If Joe be sailing south at the same time, the odds that we should miss him are slight, as we shall be on just the same rout & shall certainly hail & speak any other ship we incounter
.
I shall await your reply, & whatever it be, please believe Madam, I am all ways your
Most humble & devoted servant
Geo. E. Tyson

But the gift is impossible, a frustration. The sharing, the receiving of fleeting bounty that seems appropriate and utterly unshameful in the North seems unacceptable to her here. Living in the white world—even now—she must live as a white woman, asking and accepting no special favours. She is a sort of emissary, an emblem of her people, who will be judged according to her actions, perhaps even reconsidered. She knows the white world conceives of her people as brave, but also lazy, dirty, greedy, improvident. This ten-dollar bill feels like a further test of her providence and self-reliance.

Also a deep temptation. It has been months since the U.S. Fish Commission, on one of whose boats her husband now serves, has dispatched a letter with some money. The Budingtons seem all but ruined and she would not accept cash from them anyway. Meanwhile a small mortgage remains to pay on the house. Maintaining this modest house—robin’s-egg clapboard, with a parlour, a kitchen, a small bedroom and a workroom on the ground floor, a dormered-gable bedroom above—for her husband’s sake, for his homecoming, seems one of her few remaining duties. He must not return to a graveplot on Starr Hill, a few feet of earth, and nothing more.

She turns her thoughts back to him whenever the impulse to end her own pain overcomes her. If he should return to nothing but
two
graveplots! Although at times she thinks it would be no more than he deserves. To add her own death to his beloved daughter’s. She was raised to see a hunter’s chronic absences as a fact of life, but Ebierbing did not need to leave here, he had work enough as a carpenter and a fisherman; no, he wanted to go, he was restless, partly, she knows, for Cumberland Sound and partly, no doubt, for its women. His philandering has always hurt her, and was the thing that first made her determined to try living in the South, where such adventuring would be impossible—so she had confided to Father Hall. But now he is gone again anyway. And the government agency that was to have sent her a monthly portion of his pay is silent. She is afraid of what this could mean. His ship might be missing, feared lost.

She cannot bring herself to write a note of inquiry to Washington, both out of pride in her independence, and for fear they will confirm the worst—and with this recurring fear, her anger resolves back into the love she has borne for him since a girl of twelve, twenty-six years ago.

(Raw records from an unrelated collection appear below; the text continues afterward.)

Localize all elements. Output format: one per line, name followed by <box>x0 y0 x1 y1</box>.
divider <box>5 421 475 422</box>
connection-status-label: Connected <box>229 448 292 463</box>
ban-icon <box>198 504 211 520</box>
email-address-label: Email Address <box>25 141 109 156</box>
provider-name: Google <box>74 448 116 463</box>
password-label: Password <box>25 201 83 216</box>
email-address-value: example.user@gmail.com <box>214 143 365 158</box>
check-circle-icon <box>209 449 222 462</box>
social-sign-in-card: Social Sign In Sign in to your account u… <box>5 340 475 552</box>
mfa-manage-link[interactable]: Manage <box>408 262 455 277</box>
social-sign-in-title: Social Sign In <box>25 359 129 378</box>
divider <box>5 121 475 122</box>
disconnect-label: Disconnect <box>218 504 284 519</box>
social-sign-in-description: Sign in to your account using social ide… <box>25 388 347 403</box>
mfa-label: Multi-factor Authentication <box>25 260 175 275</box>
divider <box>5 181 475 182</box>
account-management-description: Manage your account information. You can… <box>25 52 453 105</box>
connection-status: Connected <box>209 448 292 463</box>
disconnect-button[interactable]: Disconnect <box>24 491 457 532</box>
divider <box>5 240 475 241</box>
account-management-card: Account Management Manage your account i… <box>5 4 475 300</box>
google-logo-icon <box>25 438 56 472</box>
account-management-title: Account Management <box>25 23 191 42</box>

Again she sees that she must not hasten her own death. Not that it would be a sin, in her own people’s eyes. In their vision, heaven is not unlike the Christian heaven, a bright and joyous realm high above, a place of eternal song and festivity, while hell, far below, is always gloomy and sunless and bitterly cold. The kind people of Cumberland Bay go to heaven, the unkind to hell. But their Afterlands differ from the white realms in one important way: any Inuk who dies by suicide will certainly go to heaven.

For some minutes she sits staring at the ragged bill, grainy, almost fuzzy with age and handling. Mr Franklin’s eyes are worn to a look of ancient blindness, as if by cataracts. At last she picks it up along with the lieutenant’s letter and passes through the small kitchen into the downstairs bedroom, where the restored escritoire—Father Hall’s writing desk—waits under the window. She can see her breath. She sits on the adjustable stool, takes one of her last envelopes from a sliding over-drawer, slips the bill into the envelope and coughs violently, too suddenly to cover her mouth, so that flecks of bloody sputum strike the front of the envelope like a spattering of red ink. She pulls a handkerchief from her apron-fold and dabs her lips, places the barely stained envelope in the wicker trash basket, and gets out another. From the lap-drawer she takes a notecard, a small bottle of indigo ink and a pen.